Why? Why do I even care anymore?(And why am I even searching around for this shit on myspace??? Not important right now, but really, why?)I know it's because I've been in this exact same spot more than once, or should I say twice. Well, it's basically the same scenario I experience w/ most men that have been in my life. They all seem to cheat, lie, and leave me for someone else. Yep, that's right. Apparently they all see something better in another. I am never the one that is picked over another, I'm always the one left, at least that is how I feel.
So why is it that after completely cutting off the Glendale Douche, even though we were just dating, it's so rough to see that now his myspace says "in a relationship." I mean, I don't want anything from this person, and even when we were hanging out he didn't give me anything in return, so...why is it that I am so hurt right now? Hurt, knowing that once I said "F*$& Off" he'd go and make "the other girl" his new girl...his new relationship.

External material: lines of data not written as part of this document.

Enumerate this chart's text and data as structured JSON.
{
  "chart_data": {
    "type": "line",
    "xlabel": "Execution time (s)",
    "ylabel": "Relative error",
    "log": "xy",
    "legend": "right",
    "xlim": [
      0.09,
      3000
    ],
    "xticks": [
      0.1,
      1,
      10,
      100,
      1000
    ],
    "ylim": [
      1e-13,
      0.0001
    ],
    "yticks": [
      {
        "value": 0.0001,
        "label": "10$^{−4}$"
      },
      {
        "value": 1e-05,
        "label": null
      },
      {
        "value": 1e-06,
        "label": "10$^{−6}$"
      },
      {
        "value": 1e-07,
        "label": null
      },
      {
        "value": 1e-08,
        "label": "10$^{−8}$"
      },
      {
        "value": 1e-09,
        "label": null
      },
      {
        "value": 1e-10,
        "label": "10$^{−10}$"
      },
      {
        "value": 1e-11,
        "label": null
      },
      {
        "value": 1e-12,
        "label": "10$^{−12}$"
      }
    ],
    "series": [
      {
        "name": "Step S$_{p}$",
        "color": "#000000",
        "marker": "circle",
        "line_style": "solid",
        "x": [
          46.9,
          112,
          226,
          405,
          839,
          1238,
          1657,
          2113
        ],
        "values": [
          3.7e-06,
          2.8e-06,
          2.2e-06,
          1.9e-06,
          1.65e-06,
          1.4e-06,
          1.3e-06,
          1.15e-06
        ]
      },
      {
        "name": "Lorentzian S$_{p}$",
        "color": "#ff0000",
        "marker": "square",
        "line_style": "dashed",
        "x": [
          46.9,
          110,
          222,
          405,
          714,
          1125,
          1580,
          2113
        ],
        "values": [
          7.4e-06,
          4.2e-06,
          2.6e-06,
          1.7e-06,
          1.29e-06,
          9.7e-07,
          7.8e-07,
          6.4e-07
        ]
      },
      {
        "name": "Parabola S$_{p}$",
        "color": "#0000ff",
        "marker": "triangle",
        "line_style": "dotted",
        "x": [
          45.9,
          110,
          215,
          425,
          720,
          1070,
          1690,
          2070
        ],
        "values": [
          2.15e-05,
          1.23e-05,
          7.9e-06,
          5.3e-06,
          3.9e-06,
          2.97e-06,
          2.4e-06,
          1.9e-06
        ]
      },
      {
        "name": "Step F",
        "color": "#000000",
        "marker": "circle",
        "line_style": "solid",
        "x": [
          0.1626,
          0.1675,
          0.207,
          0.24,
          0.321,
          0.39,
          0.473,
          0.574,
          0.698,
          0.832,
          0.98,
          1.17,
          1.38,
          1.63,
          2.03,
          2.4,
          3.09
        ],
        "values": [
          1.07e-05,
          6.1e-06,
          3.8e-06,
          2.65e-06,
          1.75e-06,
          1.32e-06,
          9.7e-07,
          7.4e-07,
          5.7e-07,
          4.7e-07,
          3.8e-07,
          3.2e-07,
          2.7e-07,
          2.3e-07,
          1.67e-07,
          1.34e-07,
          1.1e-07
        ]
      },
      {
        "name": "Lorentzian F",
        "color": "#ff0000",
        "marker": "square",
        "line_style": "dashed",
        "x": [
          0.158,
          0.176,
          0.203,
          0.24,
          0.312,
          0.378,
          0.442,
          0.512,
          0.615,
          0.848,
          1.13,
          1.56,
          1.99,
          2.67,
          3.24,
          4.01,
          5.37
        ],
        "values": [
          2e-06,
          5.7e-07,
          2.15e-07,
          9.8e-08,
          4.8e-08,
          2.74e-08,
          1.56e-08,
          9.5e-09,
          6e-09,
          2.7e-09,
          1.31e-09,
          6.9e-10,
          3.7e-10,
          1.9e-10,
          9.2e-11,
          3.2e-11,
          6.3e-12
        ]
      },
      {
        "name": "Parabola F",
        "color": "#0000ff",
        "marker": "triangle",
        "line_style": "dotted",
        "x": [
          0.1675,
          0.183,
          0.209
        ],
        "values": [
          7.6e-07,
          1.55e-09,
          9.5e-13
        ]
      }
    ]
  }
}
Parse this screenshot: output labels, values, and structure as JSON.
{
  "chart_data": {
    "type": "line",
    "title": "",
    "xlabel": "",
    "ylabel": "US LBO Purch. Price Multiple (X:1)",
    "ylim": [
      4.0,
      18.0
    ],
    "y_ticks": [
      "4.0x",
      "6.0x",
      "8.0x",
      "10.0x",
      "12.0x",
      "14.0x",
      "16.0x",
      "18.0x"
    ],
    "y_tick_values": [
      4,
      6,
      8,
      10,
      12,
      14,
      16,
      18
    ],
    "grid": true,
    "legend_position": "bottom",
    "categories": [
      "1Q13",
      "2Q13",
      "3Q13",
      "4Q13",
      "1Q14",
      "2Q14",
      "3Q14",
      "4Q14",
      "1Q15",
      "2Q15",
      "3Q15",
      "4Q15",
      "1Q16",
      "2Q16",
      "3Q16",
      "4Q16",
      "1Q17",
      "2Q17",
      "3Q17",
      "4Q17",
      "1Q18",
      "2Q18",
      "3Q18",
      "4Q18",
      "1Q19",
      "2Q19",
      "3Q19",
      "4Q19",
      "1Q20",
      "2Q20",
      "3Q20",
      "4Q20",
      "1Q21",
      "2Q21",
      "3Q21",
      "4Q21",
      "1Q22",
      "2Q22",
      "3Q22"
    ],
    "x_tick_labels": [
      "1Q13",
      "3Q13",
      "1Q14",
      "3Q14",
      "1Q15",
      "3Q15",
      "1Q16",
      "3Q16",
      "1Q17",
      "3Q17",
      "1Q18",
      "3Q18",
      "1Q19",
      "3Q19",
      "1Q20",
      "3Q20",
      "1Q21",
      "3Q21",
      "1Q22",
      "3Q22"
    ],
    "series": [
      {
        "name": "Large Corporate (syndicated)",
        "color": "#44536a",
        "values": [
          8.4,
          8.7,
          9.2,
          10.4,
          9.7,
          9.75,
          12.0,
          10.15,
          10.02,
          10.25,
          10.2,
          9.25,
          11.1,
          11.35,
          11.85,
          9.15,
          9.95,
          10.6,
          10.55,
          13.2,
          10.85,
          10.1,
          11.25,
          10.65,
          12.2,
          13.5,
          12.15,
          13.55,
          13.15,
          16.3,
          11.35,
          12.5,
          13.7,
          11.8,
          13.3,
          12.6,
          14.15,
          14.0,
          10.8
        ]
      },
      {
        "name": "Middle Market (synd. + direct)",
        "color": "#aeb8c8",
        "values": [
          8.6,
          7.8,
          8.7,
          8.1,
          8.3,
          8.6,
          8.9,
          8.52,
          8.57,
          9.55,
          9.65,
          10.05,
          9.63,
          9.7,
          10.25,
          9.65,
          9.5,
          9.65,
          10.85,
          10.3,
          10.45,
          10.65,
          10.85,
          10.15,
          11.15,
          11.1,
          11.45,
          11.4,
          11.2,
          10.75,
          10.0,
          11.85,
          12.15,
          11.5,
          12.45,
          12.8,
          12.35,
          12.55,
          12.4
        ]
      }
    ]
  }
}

F*$&, that girl has my name!!!! I want to HURL!
What a DOUCHE!!!!!!!!
So yah, why is it that even when we don't want someone and we know they aren't good for us, it still hurts to see them w/ someone else and to know they are MOVING ON w/ someone who is not us??
2 comments:
I have been in the same boat more times than I can count. It's natural to be angry, but I don't think that it's because they aren't or didn't choose us as much as that they can move on while we are stuck having to pick up pieces and heal from wounds they inflicted while they seem to just sail right on through or by. Wow, was that a run-on sentence or what? I often feel like I just trained them to be a good man for the next girl, since they usually learned how not to be with me. A lot of good that does me, right?!?!?!
Seriously! We have both become training/boot camps for these douches...what gives?